1. Academic Validation
  2. Trifluoromethyl arylamides with antileukemia effect and intracellular inhibitory activity over serine/arginine-rich protein kinases (SRPKs)

Trifluoromethyl arylamides with antileukemia effect and intracellular inhibitory activity over serine/arginine-rich protein kinases (SRPKs)

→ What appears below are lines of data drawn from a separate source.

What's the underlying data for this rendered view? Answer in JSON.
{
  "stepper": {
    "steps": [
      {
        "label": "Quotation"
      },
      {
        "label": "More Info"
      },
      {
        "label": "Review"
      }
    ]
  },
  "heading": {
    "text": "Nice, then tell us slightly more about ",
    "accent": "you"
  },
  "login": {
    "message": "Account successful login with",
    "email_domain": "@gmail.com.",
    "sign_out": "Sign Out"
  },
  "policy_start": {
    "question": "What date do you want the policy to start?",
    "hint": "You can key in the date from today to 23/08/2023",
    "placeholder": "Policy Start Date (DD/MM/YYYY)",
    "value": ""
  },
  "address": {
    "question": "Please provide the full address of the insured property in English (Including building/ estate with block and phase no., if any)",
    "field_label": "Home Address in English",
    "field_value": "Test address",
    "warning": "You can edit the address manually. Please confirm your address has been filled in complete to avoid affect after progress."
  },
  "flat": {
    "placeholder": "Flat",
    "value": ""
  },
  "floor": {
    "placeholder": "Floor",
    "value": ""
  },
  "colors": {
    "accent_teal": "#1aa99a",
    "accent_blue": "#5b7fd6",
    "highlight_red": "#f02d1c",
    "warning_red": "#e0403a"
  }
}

  • Eur J Med Chem. 2017 Jul 7:134:97-109. doi: 10.1016/j.ejmech.2017.03.078.
Raoni Pais Siqueira 1 Marcus Vinícius de Andrade Barros 2 Éverton de Almeida Alves Barbosa 1 Thiago Souza Onofre 1 Victor Hugo Sousa Gonçalves 1 Higor Sette Pereira 1 Abelardo Silva Júnior 3 Leandro Licursi de Oliveira 4 Márcia Rogéria Almeida 1 Juliana Lopes Rangel Fietto 1 Róbson Ricardo Teixeira 5 Gustavo Costa Bressan 6
Affiliations

Affiliations

  • 1 Universidade Federal de Viçosa, Departamento de Bioquímica e Biologia Molecular, Viçosa, MG, Brazil.
  • 2 Universidade Federal de Viçosa, Departamento de Química, Viçosa, MG, Brazil.
  • 3 Universidade Federal de Viçosa, Departamento de Veterinária, Viçosa, MG, Brazil.
  • 4 Universidade Federal de Viçosa, Departamento de Biologia Geral, Viçosa, MG, Brazil.
  • 5 Universidade Federal de Viçosa, Departamento de Química, Viçosa, MG, Brazil. Electronic address: robsonr.teixeira@ufv.br.
  • 6 Universidade Federal de Viçosa, Departamento de Bioquímica e Biologia Molecular, Viçosa, MG, Brazil. Electronic address: gustavo.bressan@ufv.br.
Abstract

The serine/arginine-rich protein kinases (SRPKs) have frequently been found with altered activity in a number of cancers, suggesting they could serve as potential therapeutic targets in oncology. Here we describe the synthesis of a series of twenty-two trifluoromethyl arylamides based on the known SRPKs inhibitor N-(2-(piperidin-1-yl)-5-(trifluoromethyl)phenyl)isonicotinamide (SRPIN340) and the evaluation of their antileukemia effects. Some derivatives presented superior cytotoxic effects against myeloid and lymphoid leukemia cell lines compared to SRPIN340. In particular, compounds 24, 30, and 36 presented IC50 values ranging between 6.0 and 35.7 μM. In addition, these three compounds were able to trigger Apoptosis and Autophagy, and to exhibit synergistic effects with the chemotherapeutic agent vincristine. Furthermore, compound 30 was more efficient than SRPIN340 in impairing the intracellular phosphorylation status of SR proteins as well as the expression of MAP2K1, MAP2K2, VEGF, and RON oncogenic isoforms. Therefore, novel compounds with increased intracellular effects against SRPK activity were obtained, contributing to medicinal chemistry efforts towards the development of new Anticancer agents.

Keywords

Leukemia; Pre-mRNA splicing; SRPIN340; SRPK; Serine/arginine-rich protein kinase; Trifluoromethyl arylamides.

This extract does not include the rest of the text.